Он рассказал сцену с туфлей.
– Как я правильно должен был ей ответить, а?
Радович достал из кармана грязноватый кусок замши и протирал им стекла очков. Когда-то все это Макарыгин знал, но до чего же стал дремуч.
– Надо было ответить?.. Накопленный труд. Образование, специальность – накопленный труд, за них платят больше. – Надел очки. И посмотрел на прокурора решительно:
– Но вообще, девченка права! Нас об этом предупреждали.
– Кто-о? – изумился прокурор.
– Надо уметь учиться и у врагов! – Душан поднял руку с сухим перстом.
– "Слезами залит мир безбрежный"? А ты получаешь многие тысячи? А уборщица двести пятьдесят рублей?
Одна щека Макарыгина задергалась отдельно. Зол стал Душан, из зависти, что у самого ничего нет.
– Ты – обезумел в своей пещере! Ты утратил связь с реальной жизнью!
Ты так и пропадешь! Что же мне – идти завтра и просить, чтобы мне платили двести пятьдесят? А как я буду жить? Да меня выгонят как сумасшедшего! Ведь другие-то не откажутся!
Душан показал рукой на бюст Ленина:
– А как Ильич в гражданскую войну отказывался от сливочного масла? От белого хлеба? Его не считали сумасшедшим?
Слеза послышалась в голосе Душана.
Макарыгин защитился распяленной ладонью:
– Тш-ш-ш! И ты поверил? Ленин без сливочного масла не сидел, не беспокойся. Вообще в Кремле уже тогда была неплохая столовая.
Радович поднялся и отсиженною ногой хромнул к полочке, схватил рамку с фотографией молодой женщины в кожанке с маузером:
– А Лена со Шляпниковым не была заодно, не помнишь? А рабочая оппозиция что говорила, не помнишь?
– Поставь! – приказал побледневший Макарыгин. – Памяти ее не шевели!
Зубр! Зубр!
– Нет, я не зубр! Я хочу ленинской чистоты! – Радович снизил голос.
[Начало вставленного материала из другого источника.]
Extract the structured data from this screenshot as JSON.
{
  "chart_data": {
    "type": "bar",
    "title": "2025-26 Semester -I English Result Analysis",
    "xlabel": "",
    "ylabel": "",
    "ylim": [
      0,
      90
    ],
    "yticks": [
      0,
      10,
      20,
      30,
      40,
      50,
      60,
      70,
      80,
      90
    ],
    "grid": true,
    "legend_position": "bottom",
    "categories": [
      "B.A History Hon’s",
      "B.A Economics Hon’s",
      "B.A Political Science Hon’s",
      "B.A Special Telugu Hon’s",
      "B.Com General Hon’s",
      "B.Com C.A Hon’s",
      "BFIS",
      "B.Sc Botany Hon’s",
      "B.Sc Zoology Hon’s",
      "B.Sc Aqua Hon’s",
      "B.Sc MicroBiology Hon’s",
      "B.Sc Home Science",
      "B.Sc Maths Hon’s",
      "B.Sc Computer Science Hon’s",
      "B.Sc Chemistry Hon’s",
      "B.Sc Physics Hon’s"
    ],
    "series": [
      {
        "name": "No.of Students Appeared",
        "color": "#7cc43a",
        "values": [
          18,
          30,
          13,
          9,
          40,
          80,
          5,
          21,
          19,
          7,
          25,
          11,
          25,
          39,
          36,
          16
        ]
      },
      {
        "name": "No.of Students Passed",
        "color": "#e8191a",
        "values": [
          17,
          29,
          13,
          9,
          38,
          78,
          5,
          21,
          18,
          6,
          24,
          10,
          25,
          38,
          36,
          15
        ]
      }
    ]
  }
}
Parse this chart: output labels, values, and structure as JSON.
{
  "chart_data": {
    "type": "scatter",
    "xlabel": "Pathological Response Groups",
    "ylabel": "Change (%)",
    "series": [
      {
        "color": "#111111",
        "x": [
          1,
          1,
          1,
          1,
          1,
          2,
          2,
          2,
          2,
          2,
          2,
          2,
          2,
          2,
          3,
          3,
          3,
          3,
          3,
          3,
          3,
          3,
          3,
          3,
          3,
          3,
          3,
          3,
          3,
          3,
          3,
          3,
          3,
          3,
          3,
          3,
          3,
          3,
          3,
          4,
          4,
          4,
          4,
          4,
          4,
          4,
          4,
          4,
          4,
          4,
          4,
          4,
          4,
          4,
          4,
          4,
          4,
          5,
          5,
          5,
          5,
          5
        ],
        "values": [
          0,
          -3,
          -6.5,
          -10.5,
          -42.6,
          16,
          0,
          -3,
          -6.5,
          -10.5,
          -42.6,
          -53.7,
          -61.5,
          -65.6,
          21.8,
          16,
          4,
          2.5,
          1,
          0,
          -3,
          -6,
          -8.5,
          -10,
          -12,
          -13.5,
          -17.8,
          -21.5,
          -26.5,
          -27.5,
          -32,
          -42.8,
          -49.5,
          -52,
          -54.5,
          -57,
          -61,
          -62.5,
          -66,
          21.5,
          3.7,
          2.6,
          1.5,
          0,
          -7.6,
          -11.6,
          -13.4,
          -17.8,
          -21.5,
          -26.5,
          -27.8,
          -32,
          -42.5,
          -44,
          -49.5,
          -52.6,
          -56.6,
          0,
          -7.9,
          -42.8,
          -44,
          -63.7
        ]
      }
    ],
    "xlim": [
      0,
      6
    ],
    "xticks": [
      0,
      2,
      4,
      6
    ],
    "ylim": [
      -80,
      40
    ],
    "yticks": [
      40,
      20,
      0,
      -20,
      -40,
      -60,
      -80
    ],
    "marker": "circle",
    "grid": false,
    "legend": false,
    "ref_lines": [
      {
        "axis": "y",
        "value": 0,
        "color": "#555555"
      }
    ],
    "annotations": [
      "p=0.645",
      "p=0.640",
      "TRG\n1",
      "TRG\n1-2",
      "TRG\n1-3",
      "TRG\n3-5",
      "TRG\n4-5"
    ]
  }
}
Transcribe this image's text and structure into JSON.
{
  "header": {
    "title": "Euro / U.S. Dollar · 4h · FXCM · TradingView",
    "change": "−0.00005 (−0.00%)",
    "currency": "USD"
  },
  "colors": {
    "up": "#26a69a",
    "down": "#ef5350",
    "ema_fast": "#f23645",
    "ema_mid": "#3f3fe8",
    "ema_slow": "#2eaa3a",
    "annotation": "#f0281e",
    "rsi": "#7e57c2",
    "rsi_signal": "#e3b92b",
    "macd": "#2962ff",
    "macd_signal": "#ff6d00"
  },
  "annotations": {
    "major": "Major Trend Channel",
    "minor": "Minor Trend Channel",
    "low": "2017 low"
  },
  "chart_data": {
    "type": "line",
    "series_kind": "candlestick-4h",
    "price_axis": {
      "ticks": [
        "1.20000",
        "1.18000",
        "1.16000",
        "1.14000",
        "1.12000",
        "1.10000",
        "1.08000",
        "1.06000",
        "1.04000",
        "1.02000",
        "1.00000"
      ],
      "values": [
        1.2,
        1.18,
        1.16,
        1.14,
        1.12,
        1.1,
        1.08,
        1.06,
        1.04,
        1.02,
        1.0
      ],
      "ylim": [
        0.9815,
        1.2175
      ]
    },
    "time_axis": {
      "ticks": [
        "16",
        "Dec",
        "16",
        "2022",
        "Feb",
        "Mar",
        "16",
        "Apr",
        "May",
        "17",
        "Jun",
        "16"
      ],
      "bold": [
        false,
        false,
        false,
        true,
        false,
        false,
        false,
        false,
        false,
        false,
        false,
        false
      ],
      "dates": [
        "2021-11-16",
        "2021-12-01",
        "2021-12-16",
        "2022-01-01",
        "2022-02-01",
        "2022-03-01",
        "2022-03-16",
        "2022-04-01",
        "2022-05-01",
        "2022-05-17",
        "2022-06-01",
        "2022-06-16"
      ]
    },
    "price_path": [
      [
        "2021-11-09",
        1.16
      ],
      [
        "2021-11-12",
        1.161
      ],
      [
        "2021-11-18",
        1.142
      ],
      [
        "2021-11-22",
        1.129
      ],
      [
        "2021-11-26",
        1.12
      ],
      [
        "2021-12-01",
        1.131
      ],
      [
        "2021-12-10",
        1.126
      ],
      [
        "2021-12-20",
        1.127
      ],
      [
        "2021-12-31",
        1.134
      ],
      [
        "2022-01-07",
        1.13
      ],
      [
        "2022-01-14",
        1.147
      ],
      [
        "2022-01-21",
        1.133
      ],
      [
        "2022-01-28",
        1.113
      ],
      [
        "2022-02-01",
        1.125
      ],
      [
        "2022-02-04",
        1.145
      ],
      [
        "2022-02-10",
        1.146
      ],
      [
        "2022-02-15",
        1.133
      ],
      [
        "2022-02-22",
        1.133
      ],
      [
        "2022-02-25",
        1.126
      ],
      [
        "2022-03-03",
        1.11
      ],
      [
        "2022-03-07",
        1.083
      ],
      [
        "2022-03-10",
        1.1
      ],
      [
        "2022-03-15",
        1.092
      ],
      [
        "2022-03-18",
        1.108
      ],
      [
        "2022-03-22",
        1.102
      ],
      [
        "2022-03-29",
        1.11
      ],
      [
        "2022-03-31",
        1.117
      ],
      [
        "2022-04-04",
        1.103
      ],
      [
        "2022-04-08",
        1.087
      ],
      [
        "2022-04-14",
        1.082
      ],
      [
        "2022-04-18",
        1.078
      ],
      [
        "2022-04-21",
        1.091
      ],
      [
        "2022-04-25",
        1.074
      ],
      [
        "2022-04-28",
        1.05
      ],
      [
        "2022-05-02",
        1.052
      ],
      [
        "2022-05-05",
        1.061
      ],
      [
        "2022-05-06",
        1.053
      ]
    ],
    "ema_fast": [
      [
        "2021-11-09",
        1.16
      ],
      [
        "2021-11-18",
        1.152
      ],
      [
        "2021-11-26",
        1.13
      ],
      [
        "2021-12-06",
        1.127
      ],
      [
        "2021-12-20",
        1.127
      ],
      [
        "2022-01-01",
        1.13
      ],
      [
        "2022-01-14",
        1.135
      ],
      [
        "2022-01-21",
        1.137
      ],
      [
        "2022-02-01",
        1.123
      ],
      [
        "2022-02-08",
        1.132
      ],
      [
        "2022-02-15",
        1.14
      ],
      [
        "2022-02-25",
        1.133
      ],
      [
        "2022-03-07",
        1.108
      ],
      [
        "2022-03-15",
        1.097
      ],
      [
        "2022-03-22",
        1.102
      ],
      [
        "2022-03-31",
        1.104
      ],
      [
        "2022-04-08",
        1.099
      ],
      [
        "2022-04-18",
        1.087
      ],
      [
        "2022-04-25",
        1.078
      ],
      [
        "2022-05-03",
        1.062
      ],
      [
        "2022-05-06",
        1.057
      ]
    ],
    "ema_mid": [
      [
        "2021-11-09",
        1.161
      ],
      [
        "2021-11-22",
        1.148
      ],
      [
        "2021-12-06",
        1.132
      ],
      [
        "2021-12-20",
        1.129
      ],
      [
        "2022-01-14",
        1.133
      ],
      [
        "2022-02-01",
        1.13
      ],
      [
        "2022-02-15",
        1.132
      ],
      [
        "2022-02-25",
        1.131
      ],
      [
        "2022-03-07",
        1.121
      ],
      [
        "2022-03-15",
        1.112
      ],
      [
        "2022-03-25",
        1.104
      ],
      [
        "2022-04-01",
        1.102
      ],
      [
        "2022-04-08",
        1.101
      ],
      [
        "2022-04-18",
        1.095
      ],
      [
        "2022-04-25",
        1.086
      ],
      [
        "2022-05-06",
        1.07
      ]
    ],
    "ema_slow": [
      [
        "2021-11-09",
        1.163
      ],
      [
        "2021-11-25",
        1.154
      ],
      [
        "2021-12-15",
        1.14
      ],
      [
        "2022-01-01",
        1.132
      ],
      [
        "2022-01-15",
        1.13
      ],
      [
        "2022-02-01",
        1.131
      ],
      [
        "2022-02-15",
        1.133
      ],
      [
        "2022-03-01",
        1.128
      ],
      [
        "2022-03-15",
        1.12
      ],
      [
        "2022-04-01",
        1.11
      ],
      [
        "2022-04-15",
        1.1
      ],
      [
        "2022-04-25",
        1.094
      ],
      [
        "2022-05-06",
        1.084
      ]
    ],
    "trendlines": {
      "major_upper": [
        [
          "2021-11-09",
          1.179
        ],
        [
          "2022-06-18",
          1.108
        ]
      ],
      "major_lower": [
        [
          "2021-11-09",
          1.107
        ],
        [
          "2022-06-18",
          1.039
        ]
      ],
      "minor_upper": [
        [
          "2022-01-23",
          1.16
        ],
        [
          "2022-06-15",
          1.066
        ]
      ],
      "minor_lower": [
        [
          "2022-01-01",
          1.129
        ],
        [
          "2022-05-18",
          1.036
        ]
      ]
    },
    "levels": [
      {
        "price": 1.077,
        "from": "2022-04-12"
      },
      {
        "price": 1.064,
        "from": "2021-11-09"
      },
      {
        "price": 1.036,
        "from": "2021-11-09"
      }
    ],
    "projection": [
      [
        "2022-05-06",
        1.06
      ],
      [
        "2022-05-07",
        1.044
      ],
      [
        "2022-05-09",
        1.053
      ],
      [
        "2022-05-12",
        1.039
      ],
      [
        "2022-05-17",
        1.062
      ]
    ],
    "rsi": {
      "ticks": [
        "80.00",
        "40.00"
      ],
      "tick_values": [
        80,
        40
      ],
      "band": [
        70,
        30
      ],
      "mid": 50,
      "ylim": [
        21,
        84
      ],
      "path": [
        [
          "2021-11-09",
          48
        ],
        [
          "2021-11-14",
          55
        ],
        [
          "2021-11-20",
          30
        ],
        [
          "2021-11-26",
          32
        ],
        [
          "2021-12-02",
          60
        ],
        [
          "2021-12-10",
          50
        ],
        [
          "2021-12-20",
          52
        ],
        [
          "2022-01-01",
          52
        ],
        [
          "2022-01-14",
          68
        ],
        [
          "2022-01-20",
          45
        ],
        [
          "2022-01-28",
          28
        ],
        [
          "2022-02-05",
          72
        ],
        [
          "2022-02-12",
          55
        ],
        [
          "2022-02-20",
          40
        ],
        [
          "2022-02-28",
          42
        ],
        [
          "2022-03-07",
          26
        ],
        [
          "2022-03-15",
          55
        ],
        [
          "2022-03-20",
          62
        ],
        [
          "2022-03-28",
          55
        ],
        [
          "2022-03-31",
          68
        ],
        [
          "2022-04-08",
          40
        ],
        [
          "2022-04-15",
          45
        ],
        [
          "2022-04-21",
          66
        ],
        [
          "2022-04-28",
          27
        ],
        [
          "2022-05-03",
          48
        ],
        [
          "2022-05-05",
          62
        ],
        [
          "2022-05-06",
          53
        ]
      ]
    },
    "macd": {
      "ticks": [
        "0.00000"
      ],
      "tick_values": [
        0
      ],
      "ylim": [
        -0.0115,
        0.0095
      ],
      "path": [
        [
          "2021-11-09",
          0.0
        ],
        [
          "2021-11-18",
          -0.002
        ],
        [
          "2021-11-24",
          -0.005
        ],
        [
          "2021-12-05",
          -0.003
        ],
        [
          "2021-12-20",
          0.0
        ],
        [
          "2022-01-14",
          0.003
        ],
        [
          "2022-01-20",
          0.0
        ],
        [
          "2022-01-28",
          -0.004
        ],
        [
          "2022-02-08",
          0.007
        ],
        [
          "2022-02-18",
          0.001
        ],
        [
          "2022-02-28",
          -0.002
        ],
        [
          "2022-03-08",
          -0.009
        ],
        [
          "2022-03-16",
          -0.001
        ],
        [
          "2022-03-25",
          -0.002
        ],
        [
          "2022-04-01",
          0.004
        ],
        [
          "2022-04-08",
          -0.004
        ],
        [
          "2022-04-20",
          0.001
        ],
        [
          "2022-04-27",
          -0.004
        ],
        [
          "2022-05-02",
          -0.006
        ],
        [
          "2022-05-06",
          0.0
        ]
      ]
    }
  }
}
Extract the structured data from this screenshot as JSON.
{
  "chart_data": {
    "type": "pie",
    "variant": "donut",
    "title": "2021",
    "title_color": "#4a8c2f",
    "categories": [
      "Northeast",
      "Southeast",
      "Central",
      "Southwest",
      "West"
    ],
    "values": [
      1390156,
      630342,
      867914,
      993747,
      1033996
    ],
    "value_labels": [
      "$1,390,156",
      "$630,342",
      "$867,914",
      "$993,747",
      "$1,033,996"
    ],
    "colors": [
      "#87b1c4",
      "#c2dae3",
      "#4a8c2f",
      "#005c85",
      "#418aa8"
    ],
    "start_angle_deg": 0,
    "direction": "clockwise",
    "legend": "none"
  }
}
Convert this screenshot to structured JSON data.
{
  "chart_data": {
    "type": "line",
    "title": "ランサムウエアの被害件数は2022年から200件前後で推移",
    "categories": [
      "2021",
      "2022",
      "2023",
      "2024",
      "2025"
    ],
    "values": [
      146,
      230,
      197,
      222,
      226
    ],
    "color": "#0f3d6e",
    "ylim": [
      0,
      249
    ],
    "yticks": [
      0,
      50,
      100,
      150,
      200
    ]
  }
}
– У нас ничего не пишут. В Югославии – рабочий контроль на производстве.
Там...
Макарыгин неприязненно усмехнулся.
– Конечно, ты – серб, сербу трудно быть объективным. Я понимаю и прощаю. Но...
Но – дальше была грань. Радович погас, смолк, съежился снова в маленького пергаментного человечка.
– Договаривай, договаривай, зубр! – враждебно требовал Макарыгин. – Значит, полуфашистский режим в Югославии – это и есть социализм? А у нас значит – перерождение? Старые словечки! Мы их давно слышали, только уж на том свете те, кто их произносил. Тебе осталось еще сказать, что в схватке с капиталистическим миром мы обречены на гибель. Да?
– Нет! Нет! – убежденный и озаренный лучами провидения, снова всплеснулся Радович. – Этому не бывать! Капиталистический мир разъедается несравненно худшими противоречиями! И, как гениально предсказывал Владимир Ильич, я твердо верю: мы скоро будем свидетелями вооруженного столкновения за рынки сбыта между Соединенными Штатами и Англией!